🤖 AI Summary
This paper studies online sequential decision-making under stochastically missing reward signals, overcoming the limitation of classical UCB algorithms that require fully observable rewards. Addressing unknown and nonparametric missingness mechanisms, we propose the first Doubly Robust UCB (DR-UCB) algorithm: it explicitly models the missingness process by integrating doubly robust estimation with the upper confidence bound framework, achieving near-optimal $sqrt{T}$ worst-case regret without prior assumptions on the missingness mechanism.

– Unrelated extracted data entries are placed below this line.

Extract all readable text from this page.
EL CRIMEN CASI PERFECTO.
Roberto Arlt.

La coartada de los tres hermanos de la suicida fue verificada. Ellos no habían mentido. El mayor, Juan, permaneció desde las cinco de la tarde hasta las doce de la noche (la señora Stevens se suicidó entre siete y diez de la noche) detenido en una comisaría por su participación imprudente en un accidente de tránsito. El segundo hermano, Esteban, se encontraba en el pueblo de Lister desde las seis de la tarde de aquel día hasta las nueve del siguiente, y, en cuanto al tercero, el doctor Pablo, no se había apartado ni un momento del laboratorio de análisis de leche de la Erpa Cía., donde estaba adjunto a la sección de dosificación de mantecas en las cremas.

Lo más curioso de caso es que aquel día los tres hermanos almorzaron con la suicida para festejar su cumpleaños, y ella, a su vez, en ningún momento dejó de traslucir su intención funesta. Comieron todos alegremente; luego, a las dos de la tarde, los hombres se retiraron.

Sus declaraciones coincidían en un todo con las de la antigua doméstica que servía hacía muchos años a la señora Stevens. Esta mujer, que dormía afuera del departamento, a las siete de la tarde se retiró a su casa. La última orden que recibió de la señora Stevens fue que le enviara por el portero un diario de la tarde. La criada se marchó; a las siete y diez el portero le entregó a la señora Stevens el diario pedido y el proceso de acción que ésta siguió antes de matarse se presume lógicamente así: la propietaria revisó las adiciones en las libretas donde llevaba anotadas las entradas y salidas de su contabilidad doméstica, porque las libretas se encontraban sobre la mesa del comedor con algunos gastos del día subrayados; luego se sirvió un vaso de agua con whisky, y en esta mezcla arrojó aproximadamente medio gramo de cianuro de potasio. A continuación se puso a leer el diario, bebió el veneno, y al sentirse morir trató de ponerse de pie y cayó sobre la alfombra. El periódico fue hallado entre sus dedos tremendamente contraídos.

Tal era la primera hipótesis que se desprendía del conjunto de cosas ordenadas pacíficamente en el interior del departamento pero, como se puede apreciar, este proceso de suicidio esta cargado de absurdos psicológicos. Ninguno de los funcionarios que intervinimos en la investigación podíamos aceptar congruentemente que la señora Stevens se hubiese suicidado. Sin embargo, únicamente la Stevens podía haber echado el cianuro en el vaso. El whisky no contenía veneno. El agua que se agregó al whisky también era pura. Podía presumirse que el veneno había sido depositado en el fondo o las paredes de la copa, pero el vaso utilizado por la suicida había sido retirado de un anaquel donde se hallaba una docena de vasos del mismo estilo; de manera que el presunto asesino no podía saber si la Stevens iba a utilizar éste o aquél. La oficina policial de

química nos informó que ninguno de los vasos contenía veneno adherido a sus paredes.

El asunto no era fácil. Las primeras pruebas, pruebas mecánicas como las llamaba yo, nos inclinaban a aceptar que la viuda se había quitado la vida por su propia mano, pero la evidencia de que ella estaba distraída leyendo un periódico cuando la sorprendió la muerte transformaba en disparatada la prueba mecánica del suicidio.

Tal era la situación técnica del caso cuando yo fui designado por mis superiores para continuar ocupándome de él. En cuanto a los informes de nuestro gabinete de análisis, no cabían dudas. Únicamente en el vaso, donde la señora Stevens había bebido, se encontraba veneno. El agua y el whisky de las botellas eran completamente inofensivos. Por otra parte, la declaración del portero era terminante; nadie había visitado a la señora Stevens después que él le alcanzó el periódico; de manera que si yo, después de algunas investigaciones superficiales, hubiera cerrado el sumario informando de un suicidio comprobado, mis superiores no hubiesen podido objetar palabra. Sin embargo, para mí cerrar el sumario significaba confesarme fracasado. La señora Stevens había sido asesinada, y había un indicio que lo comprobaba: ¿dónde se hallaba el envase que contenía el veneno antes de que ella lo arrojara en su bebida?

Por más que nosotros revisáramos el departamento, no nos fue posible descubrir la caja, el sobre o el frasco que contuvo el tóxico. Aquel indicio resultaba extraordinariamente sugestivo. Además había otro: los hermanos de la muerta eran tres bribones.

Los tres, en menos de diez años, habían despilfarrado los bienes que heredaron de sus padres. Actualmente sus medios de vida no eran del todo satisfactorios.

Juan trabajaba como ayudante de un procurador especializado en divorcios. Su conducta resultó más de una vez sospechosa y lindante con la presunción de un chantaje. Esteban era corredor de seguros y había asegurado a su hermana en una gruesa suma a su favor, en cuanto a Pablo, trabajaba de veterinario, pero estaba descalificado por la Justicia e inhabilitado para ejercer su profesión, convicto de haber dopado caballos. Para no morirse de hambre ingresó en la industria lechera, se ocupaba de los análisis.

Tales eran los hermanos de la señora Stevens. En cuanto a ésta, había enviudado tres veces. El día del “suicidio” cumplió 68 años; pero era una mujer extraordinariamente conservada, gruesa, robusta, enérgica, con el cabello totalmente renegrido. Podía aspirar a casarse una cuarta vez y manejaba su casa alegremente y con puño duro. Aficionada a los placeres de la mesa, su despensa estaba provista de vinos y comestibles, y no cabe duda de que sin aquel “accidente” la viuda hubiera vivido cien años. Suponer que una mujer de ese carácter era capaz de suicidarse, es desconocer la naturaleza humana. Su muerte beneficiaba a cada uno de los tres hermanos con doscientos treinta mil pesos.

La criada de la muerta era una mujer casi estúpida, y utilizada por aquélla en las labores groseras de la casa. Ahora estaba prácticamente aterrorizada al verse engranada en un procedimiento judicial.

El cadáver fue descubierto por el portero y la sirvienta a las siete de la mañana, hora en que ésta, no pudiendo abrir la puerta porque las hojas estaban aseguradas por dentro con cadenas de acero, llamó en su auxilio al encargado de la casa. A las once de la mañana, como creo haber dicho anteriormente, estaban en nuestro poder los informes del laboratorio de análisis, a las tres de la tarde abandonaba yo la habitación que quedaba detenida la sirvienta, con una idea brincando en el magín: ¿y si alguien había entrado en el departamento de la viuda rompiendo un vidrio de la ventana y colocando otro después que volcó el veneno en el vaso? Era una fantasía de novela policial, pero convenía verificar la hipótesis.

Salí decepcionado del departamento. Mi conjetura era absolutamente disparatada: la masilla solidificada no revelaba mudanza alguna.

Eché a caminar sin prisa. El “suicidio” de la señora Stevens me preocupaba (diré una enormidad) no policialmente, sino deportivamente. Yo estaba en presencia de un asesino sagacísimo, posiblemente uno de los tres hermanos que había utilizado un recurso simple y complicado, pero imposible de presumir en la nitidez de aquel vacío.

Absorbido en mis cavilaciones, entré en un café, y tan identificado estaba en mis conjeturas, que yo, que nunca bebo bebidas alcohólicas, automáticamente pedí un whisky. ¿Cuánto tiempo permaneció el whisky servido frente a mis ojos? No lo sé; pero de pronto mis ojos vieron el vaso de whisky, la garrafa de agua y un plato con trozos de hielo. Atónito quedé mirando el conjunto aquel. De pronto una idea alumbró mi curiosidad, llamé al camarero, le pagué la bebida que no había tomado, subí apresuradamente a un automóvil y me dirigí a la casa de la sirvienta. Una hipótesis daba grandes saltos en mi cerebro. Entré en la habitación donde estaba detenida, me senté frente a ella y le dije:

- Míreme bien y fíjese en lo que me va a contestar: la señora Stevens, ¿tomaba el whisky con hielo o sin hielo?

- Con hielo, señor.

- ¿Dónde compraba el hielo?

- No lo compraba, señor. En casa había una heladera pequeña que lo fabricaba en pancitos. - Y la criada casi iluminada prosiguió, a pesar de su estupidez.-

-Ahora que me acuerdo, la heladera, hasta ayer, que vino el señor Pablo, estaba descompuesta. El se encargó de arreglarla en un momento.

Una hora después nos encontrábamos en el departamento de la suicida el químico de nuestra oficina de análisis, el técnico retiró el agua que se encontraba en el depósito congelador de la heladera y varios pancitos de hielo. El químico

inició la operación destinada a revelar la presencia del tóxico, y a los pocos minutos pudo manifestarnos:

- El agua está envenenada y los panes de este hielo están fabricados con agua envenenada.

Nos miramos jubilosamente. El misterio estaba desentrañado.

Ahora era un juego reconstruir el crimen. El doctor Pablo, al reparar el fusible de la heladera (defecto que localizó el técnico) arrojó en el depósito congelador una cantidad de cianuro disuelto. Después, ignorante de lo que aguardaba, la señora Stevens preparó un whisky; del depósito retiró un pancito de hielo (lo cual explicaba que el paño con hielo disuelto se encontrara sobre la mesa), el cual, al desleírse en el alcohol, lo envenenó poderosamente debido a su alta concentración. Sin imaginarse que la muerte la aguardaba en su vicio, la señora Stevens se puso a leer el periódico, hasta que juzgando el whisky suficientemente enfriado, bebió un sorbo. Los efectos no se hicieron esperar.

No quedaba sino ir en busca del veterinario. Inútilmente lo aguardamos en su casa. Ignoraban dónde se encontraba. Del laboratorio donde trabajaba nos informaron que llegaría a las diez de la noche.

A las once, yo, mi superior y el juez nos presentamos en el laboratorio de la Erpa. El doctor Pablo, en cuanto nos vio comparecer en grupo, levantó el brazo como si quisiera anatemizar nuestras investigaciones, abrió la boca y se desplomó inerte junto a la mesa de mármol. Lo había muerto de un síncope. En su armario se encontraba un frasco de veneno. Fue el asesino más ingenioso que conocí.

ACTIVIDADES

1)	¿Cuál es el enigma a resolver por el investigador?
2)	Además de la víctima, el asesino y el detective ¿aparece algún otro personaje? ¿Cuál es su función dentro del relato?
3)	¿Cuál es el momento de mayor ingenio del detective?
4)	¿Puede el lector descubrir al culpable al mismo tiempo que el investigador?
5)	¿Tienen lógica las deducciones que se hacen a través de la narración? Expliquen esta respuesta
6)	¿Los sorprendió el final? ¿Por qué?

We theoretically establish high-probability convergence of DR-UCB under generalized dependence structures. Empirical simulations confirm that its empirical regret closely matches the theoretical bound. Our key contribution is the first incorporation of double robustness into online policy learning under nonparametric reward missingness, significantly enhancing both robustness and statistical efficiency of policy selection under incomplete feedback.
📝 Abstract
This paper investigates the challenges of optimal online policy learning under missing data. State-of-the-art algorithms implicitly assume that rewards are always observable. I show that when rewards are missing at random, the Upper Confidence Bound (UCB) algorithm maintains optimal regret bounds; however, it selects suboptimal policies with high probability as soon as this assumption is relaxed. To overcome this limitation, I introduce a fully nonparametric algorithm-Doubly-Robust Upper Confidence Bound (DR-UCB)-which explicitly models the form of missingness through observable covariates and achieves a nearly-optimal worst-case regret rate of $widetilde{O}(sqrt{T})$. To prove this result, I derive high-probability bounds for a class of doubly-robust estimators that hold under broad dependence structures. Simulation results closely match the theoretical predictions, validating the proposed framework.